La libra esterlina subió un 0,25% hasta alrededor de 1,3230 frente al dólar estadounidense en la sesión europea del lunes, superando a sus principales pares, ya que la política británica apuntaba a continuidad en la política fiscal. El alcalde del Gran Mánchester, Andy Burnham, considerado el favorito para suceder al primer ministro Keir Starmer, prometió ceñirse al manifiesto electoral de 2024 del Partido Laborista. Al no implicar un giro de políticas, los mercados descontaron un panorama más estable para los costes de financiación del Gobierno; las rentabilidades de los gilts británicos a 10 años borraron las subidas previas y se relajaron hacia el 4,73%.
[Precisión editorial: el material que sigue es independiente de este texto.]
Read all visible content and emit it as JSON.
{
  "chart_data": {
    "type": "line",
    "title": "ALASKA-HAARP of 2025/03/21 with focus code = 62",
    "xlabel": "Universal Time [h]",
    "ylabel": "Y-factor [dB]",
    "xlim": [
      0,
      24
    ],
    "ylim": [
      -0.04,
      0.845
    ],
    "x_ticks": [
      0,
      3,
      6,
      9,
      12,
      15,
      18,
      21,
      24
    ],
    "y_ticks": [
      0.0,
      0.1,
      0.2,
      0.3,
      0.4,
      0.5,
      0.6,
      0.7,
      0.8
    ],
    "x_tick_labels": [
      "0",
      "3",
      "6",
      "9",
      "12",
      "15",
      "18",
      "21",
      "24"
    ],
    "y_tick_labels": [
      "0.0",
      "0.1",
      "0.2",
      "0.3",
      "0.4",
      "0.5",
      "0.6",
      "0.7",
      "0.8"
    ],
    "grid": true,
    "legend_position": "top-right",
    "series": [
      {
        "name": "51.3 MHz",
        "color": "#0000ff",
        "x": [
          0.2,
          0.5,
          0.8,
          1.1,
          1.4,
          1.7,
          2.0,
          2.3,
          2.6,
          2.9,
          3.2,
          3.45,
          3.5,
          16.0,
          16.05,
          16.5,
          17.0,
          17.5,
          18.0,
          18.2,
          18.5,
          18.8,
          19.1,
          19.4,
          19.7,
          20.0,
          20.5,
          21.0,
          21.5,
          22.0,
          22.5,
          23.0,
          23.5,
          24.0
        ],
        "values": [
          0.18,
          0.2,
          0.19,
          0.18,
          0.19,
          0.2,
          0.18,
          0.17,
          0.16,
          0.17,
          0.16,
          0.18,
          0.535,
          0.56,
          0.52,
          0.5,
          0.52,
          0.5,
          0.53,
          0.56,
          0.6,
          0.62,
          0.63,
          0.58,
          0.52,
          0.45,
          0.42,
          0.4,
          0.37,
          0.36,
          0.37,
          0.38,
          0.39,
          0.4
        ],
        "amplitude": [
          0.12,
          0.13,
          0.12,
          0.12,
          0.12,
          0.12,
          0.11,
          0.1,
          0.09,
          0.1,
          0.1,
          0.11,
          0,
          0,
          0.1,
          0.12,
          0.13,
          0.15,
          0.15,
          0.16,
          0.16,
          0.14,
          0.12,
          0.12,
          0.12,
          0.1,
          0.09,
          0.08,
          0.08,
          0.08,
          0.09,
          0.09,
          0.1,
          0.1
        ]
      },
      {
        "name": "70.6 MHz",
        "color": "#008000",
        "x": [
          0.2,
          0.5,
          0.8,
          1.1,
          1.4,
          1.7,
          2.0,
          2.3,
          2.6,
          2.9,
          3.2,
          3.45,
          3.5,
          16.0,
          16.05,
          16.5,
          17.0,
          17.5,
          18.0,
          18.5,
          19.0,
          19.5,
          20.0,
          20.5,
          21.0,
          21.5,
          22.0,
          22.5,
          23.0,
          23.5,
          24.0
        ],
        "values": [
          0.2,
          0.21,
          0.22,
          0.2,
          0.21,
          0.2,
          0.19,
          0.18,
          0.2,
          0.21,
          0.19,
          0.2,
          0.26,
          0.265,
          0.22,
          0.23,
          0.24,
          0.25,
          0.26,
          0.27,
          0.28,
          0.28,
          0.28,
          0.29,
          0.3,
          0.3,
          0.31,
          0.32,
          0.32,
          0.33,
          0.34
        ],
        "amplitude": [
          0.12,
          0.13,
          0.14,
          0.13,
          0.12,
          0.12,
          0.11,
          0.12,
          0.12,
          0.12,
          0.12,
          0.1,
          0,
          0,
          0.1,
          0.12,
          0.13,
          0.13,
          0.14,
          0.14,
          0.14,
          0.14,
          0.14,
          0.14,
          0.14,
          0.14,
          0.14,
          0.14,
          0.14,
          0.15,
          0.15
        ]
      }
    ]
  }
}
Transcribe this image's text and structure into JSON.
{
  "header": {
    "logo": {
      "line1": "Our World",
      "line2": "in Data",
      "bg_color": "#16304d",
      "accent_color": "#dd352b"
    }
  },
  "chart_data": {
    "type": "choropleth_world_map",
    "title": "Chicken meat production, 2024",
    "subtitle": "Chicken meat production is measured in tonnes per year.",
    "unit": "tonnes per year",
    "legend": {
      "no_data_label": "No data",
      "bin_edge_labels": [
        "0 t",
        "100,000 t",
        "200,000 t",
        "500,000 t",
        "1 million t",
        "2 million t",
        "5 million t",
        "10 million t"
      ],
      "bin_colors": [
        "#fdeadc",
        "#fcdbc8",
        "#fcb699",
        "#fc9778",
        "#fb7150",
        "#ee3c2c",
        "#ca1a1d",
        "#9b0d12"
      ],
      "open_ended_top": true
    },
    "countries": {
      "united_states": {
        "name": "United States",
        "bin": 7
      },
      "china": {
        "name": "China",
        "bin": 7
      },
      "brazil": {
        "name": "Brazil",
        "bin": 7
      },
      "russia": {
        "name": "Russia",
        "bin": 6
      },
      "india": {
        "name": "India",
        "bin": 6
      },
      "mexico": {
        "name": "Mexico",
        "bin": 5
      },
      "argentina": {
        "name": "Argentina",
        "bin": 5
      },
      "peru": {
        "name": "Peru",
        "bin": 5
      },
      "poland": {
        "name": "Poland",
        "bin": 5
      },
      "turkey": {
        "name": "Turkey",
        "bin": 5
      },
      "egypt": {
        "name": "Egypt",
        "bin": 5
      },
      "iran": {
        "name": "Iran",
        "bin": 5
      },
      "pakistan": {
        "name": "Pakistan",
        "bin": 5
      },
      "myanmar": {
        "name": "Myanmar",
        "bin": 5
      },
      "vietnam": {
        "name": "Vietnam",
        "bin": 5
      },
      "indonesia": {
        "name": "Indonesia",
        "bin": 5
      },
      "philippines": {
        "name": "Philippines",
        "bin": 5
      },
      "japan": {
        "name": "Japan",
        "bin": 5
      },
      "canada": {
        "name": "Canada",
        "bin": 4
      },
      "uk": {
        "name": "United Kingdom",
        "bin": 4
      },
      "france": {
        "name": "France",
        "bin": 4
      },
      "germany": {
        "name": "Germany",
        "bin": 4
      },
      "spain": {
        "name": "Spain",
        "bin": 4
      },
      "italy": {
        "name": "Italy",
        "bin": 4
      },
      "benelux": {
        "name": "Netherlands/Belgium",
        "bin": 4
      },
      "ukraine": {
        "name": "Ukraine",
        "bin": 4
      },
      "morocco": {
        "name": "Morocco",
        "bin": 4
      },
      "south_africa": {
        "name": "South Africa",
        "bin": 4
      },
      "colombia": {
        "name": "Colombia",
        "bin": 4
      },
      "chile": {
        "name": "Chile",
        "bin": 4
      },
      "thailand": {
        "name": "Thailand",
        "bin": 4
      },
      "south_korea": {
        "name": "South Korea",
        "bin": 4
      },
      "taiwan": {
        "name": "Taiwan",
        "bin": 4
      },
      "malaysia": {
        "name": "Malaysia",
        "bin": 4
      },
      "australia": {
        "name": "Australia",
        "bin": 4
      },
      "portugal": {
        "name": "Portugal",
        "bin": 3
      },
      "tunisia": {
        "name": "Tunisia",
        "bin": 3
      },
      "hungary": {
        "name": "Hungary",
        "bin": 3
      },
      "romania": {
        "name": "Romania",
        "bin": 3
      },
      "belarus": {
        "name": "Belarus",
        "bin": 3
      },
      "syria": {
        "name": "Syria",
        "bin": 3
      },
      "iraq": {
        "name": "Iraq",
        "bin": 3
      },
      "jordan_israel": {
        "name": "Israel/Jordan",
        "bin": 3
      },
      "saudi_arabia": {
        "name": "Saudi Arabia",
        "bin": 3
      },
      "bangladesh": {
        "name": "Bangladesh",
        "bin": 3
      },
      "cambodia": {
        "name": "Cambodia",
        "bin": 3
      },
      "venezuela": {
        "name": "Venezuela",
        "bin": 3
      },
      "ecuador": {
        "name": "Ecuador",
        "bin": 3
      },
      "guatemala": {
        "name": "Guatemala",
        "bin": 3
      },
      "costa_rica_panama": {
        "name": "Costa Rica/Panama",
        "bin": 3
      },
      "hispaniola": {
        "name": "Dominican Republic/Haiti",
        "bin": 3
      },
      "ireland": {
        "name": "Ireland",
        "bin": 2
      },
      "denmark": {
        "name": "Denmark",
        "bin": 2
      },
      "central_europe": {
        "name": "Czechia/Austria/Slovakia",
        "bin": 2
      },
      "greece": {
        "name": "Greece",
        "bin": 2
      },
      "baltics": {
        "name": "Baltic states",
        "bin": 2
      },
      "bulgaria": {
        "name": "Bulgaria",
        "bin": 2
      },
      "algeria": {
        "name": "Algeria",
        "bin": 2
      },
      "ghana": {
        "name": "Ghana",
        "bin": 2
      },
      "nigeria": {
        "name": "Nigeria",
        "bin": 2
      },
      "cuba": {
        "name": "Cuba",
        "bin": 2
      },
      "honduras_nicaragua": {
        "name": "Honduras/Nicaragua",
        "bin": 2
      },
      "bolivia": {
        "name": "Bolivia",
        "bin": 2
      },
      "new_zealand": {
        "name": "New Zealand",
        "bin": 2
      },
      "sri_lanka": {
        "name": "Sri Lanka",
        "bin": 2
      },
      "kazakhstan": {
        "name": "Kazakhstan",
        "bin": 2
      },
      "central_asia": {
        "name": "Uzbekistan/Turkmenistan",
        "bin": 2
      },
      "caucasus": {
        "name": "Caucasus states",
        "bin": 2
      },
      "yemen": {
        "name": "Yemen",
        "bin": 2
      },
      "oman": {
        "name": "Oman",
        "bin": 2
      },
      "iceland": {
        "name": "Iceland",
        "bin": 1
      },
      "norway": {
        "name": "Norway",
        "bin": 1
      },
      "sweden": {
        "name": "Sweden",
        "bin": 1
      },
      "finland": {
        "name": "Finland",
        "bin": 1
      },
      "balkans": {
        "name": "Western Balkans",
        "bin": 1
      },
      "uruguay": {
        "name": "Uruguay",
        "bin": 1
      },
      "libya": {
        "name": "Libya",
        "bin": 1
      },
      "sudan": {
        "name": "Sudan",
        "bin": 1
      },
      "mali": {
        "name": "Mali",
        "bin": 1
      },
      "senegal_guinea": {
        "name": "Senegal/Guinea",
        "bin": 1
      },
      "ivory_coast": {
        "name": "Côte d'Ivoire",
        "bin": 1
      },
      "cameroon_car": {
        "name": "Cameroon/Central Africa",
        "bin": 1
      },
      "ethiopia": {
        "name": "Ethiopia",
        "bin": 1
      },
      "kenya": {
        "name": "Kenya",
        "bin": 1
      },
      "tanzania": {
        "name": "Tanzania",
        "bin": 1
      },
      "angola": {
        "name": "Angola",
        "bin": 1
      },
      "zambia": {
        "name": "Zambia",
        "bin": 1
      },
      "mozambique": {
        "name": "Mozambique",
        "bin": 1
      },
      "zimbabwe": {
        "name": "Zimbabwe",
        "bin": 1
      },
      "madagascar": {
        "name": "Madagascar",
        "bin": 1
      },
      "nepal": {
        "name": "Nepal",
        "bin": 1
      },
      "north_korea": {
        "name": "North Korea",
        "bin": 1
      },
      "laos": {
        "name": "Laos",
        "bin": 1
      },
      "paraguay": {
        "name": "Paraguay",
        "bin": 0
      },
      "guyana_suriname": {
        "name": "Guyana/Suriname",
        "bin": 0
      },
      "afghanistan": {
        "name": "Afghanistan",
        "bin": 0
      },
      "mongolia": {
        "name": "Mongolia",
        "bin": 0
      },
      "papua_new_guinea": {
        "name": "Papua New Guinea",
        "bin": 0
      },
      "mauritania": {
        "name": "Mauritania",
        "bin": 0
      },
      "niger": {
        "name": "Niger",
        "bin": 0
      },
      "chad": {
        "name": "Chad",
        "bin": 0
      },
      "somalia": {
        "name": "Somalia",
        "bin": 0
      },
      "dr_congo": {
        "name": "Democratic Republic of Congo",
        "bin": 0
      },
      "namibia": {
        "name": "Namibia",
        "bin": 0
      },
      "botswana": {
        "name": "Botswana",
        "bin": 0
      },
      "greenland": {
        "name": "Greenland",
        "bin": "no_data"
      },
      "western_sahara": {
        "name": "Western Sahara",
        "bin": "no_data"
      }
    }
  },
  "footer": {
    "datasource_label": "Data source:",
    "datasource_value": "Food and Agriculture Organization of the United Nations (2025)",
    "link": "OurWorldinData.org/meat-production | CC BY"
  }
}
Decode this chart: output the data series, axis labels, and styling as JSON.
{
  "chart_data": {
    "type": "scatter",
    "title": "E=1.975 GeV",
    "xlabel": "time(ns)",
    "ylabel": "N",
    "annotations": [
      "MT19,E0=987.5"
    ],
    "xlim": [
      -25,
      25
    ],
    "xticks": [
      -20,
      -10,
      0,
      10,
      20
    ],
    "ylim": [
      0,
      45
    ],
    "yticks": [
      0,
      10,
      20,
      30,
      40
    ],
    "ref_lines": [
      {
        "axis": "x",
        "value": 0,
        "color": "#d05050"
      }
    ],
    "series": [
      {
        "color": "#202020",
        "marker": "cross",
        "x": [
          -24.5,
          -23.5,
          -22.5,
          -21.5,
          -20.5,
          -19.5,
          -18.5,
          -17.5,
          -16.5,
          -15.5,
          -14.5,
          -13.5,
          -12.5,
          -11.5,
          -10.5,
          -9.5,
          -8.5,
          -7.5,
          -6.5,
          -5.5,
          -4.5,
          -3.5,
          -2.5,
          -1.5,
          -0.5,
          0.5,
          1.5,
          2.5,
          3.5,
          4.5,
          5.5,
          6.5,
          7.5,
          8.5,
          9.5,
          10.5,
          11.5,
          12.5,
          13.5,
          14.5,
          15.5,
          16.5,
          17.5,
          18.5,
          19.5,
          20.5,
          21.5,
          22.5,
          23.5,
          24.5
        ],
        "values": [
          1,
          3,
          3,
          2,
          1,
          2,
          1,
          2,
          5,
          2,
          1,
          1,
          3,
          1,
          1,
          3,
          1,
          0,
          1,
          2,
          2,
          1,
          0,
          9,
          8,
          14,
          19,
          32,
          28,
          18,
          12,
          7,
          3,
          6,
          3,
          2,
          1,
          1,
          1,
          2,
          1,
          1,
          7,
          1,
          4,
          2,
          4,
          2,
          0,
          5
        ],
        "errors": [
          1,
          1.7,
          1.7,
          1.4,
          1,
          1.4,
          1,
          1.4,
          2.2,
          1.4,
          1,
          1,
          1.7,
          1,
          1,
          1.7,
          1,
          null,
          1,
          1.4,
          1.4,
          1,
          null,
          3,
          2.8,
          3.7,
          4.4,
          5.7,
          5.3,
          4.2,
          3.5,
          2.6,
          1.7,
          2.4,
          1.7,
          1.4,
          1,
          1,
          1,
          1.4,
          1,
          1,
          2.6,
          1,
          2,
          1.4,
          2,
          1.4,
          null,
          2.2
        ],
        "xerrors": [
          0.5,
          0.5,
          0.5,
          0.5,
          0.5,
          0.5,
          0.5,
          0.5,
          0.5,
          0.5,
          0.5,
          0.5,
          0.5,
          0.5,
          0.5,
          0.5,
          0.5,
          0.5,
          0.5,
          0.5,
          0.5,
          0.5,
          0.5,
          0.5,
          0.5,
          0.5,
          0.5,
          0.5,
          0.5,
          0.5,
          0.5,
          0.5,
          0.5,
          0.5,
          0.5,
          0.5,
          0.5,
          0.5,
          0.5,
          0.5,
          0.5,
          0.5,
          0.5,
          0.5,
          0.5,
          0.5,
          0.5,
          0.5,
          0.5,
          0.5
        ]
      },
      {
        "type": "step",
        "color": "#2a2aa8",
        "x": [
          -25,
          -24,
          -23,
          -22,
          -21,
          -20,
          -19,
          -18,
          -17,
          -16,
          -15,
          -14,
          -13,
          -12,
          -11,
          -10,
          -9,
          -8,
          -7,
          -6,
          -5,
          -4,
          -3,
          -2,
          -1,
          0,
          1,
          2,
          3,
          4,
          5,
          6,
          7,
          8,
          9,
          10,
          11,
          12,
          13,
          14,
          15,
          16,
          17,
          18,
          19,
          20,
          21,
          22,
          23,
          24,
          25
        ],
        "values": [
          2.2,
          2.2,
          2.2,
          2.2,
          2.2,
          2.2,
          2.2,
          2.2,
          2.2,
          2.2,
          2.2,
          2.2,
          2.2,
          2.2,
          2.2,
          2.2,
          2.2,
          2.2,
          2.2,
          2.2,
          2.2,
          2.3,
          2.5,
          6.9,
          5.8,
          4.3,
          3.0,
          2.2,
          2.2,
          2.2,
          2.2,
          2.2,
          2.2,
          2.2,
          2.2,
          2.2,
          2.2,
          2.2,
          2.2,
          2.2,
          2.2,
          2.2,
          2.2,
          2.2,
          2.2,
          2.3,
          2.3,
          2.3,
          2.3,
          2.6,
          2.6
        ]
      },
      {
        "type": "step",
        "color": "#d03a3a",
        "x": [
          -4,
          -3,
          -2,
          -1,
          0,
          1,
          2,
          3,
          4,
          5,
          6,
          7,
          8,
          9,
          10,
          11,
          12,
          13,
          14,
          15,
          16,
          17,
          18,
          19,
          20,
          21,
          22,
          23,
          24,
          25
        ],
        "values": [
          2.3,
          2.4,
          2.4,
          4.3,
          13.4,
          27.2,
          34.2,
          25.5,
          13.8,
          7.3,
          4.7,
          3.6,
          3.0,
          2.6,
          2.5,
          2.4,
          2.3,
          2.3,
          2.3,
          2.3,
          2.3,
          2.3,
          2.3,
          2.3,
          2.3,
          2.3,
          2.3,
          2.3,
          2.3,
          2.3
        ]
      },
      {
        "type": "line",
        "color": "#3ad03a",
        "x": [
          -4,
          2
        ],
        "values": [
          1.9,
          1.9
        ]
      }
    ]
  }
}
La atención también se centró en la política monetaria, con los operadores buscando pistas sobre cuánto tiempo mantendrá el Banco de Inglaterra el tipo oficial en el 3,75%. El BoE mantuvo los tipos este mes por 7 votos a 2, y la miembro del MPC Megan Greene apoyó una subida, citando riesgos de inflación de segunda ronda. El dólar estadounidense cedió ligeramente antes del informe de empleo de EE. UU. de junio (Nonfarm Payrolls), previsto para el jueves, una referencia clave para las perspectivas de la Reserva Federal, mientras que la herramienta CME FedWatch sitúa la probabilidad de al menos una subida de tipos de la Fed este año en casi el 80%.
La estabilidad política y el horizonte fiscal respaldan a la libra
Vemos que la libra esterlina se mantiene firme gracias a la estabilidad política consolidada desde las elecciones generales de 2024. Esta previsibilidad fiscal aporta una base sólida a la divisa, en contraste con la volatilidad observada en años anteriores. En consecuencia, nos preocupa menos que posibles giros inesperados de la política del Gobierno británico afecten a nuestras posiciones en el corto plazo.
La senda de política del Banco de Inglaterra, sin embargo, sigue siendo una variable clave, y los mercados vigilan de cerca cualquier señal sobre el calendario de nuevos ajustes de tipos desde el nivel actual del 4,5%. La inflación del Reino Unido, que recientemente descendió al 2,1% según los últimos datos de mayo de 2026, respalda por ahora el argumento a favor de una actitud prudente por parte del banco central. Esto sugiere que la volatilidad implícita en las opciones sobre GBP podría estar infravalorada, lo que abre oportunidades para los operadores que anticipen un futuro catalizador.
Divergencia de política Fed-BoE y oportunidades de posicionamiento
Nuestro foco principal se está desplazando ahora a Estados Unidos y al próximo informe de empleo no agrícola (NFP) de junio, previsto para la semana que viene. Un dato fuerte, similar a las sorpresas al alza vistas con frecuencia en 2024, cuando las lecturas a menudo superaron los 250.000, reforzaría la postura cautelosa de la Reserva Federal a la hora de recortar tipos. Esto supondría un viento en contra significativo para el cruce GBP/USD.
Esta divergencia de política, con la Fed manteniéndose más hawkish que el Banco de Inglaterra, es el tema central sobre el que estamos operando. La herramienta CME FedWatch indica que los mercados de futuros están descontando menos de un 30% de probabilidad de un recorte de tipos de la Fed antes del cuarto trimestre. Por ello, nos estamos posicionando para un potencial fortalecimiento del dólar estadounidense mediante estructuras de derivados bajistas, como la compra de opciones put sobre GBP/USD con vencimiento a finales de julio.